Márcia Batista Ramos
“Nada es más fácil que censurar a los muertos.” Julio César
“Si nada nos salva de la muerte, al menos que el amor nos salve de la vida.” Pablo Neruda
Nadie pudo saber con certeza la causa de la muerte de doña Luisa y de don José. Con ellos, se murió su amor y los planes que, tal vez, tenían juntos. Los familiares no quisieron que se haga autopsia y pasaron plata a hurtadillas para que la policía libere los cuerpos ahí mismo, a la orilla del camino. Era tanta la vergüenza, que no querían profundizar en detalles haciendo autopsia. En una camioneta llevaron a doña Luisa envuelta en una frazada, para bañarla en su casa y alistar su velorio. En el camión, ahí donde los encontraron, llevaron a don José para velarlo en su casa.
El tiempo borra la muerte con su mano de ausencia, asimismo, desaparecen las manchas del pasado. Los impíos, los pobres, los desesperados están todos a la derecha de Dios. Seguramente, también lo están doña Luisa y don José, almas benditas.
Lo sorprendente eran las caras de los viudos. En los velorios y respectivos entierros se los veía bajo la influencia embriagante del alcohol, porque era la única manera de soportar el doble dolor. No sabían que eran engañados. No esperaban una muerte tan sui generis para sus consortes.
En los rincones la gente susurraba que no pensaron en sus hijos, ni en sus parejas y que sólo podía ser castigo del cielo. Destinos truncados por ser pecadores. El marido era hombre bueno, no sabía enojarse con doña Luisa…
No pasa mucho tiempo de lo ocurrido, aun no es un año, sin embargo, hasta hoy persiste cierta confusión en torno de la muerte de los amantes. Se quedaron muchas dudas por explicar, porque ellos salieron de Sabaya en el camión de don José a las cinco en punto de la tarde, contó que los vio don Eduardo, testigo idóneo, cuyo camión estaba detrás de ellos en la aduana de Sabaya y después les pasó cuando pararon en Huachacalla.
El tramo no es largo hasta Huachacalla y según las declaraciones de los testigos, los vieron cenando ají de fideos en la pensión de doña Ceci, mientras hablaban y reían con mucha complicidad. Existen algunas contradicciones en las declaraciones de los testigos, algunas lagunas y falta de claridad sobre si alguien se acercó a hablarles en la pensión de doña Ceci o si compraron algo de las vendedoras ambulantes, antes de volver a subir al camión.

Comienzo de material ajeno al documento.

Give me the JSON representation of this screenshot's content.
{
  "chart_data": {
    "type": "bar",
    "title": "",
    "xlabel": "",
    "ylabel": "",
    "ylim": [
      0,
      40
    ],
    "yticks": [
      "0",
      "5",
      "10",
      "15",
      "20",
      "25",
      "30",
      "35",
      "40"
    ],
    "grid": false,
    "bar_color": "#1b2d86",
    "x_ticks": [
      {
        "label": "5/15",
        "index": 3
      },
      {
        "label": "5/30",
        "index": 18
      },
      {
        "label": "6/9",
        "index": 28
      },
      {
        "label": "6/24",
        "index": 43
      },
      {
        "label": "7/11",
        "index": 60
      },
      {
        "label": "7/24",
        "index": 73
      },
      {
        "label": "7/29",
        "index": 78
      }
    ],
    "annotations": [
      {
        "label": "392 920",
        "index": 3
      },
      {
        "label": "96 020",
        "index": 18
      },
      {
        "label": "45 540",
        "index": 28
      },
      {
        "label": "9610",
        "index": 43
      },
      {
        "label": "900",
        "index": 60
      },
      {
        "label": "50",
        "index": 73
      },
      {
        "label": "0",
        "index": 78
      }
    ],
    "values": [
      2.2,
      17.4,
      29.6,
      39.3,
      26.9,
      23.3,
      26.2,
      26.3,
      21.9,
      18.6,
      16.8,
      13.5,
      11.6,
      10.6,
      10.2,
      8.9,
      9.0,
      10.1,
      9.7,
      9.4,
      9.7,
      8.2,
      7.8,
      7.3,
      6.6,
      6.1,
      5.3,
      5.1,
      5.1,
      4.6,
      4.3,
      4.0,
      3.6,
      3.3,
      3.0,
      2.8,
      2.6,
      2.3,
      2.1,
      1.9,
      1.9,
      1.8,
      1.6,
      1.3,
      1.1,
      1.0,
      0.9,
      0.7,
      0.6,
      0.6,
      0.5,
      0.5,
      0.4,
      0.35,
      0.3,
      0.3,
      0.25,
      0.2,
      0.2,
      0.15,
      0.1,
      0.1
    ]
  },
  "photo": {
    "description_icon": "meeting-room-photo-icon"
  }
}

Los respectivos viudos, inconsolables y a la vez muertos de la rabia – aun que dicen por ahí que es pecado tenerle rabia a un muerto-, no querían pensar en lo ocurrido, apoyados por vecinos y parientes, se mantenían intransigentemente callados. No se sabe, repetían una y otra vez, cuando preguntaban la causa de los descensos.
El camión de don José paró antes del cruce Ancaravi, todos le pasaban y no veían nada raro, excepto que el día clareaba y había que descargar la mercadería en Oruro. Como nunca llegaba don José, con su camión, el dueño de la carga decidió darle alcance en la tarde, a la hora del fuerte ventarrón. Llegando donde estaba parqueado miró a dentro de la cabina y no había nada, pero más al fondo, en el camarote, parecía ver dos cuerpos. Llamó a la policía a la esposa de don José y la noticia había corrido más rápido que el viento altiplánico, armándose el espectáculo…
La verdad es que el momento en que la muerte los encontró fue sin testigos. Empero, la forma en que fueron encontrados a la tarde del día siguiente, generó muchos comentarios sobre aquellas muertes en la agonía de la noche, cuando en hora dudosa y en condiciones discutibles, en el momento en que la luna se deshizo sobre la planicie altiplánica, apenas con sus demonios como testigos mudos. Murieron…
No se sabe si fue locura o si fue amor, pero lo inesperado les sorprendió, nadie sabe lo que pasó, pero los encontraron en el camarote del camión, con rostros felices, cuerpos helados. Si. Ellos estaban allí, inmóviles, desnudos, muertos, ben abrazados y encimados, en plena cópula.